Methods: We present a 56 year old male admitted to Al-Hada emergency department complaining of diffuse severe abdominal pain associated with nausea at the onset of the pain and constipation one day ago. He was diagnosed with non-keratinizing undifferentiated nasopharyngeal cancer and started chemotherapy of 2 doses of Cisplatin and 12 doses radiotherapy.
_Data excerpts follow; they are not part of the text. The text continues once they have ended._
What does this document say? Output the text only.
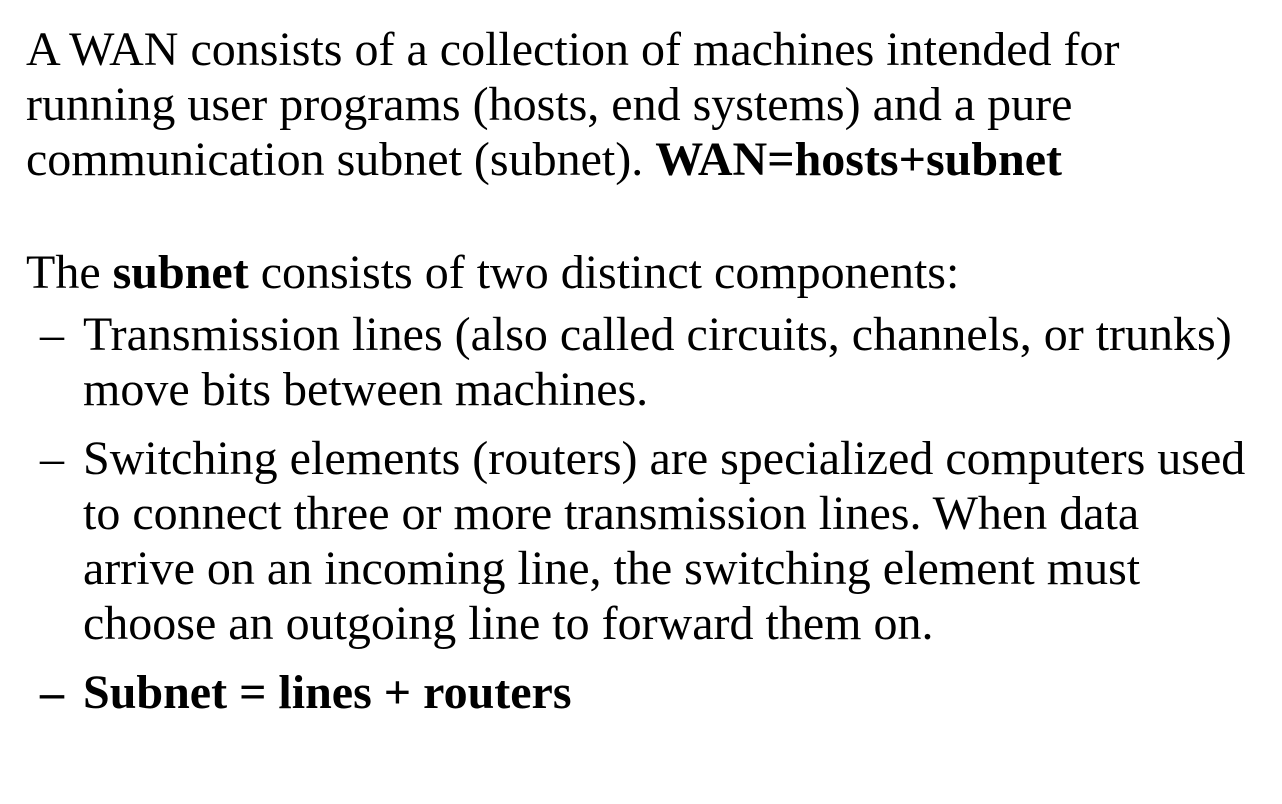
A WAN consists of a collection of machines intended for running user programs (hosts, end systems) and a pure communication subnet (subnet). WAN=hosts+subnet

The subnet consists of two distinct components:

– Transmission lines (also called circuits, channels, or trunks) move bits between machines.
– Switching elements (routers) are specialized computers used to connect three or more transmission lines. When data arrive on an incoming line, the switching element must choose an outgoing line to forward them on.
– Subnet = lines + routers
Results: On abdominal examination there was generalized guarding and tenderness and the abdomen was distended. There was no organomegaly, bowel sound was scanty, and empty rectum in digital examination. Abdominal X-ray revealed distended small bowel and no air fluid level. There was sinus rhythm on ECG. His WBC count was 19 x 10 3/mu L, and lactic acid level was 9.6 mmol/L. Abdominal contrast enhancement computed tomography showed a large filling defect at the proximal part of the superior mesenteric artery with dilated bowel and porto-mesenteric gas pneumatosis intestinalis. The filling defect seen was obliterating the superior mesenteric artery's lumen denoting acute arterial obstruction distally to its terminal branches. Exploration laparotomy showed heavily necrotic bowel from 30 cm distal to duodenojejunal junction down to 50cm proximal to ileocecal valve, with an area of engorged bowel proximal to that (similar to 50 cm, more toward ischemic). After immediate resuscitation with D5 normal saline and intravenous ceftriaxone the patient became oliguric and tachycardic. The patient was admitted to the ICU and labelled as Do-Not-Resuscitate (DNR) and arrested after 6 hours.
Conclusion: In this study, thromboembolic events (TEEs) occurred within the first 100 days of starting cisplatin. TEE prophylaxis is advisable for patients receiving cisplatin-based chemotherapy.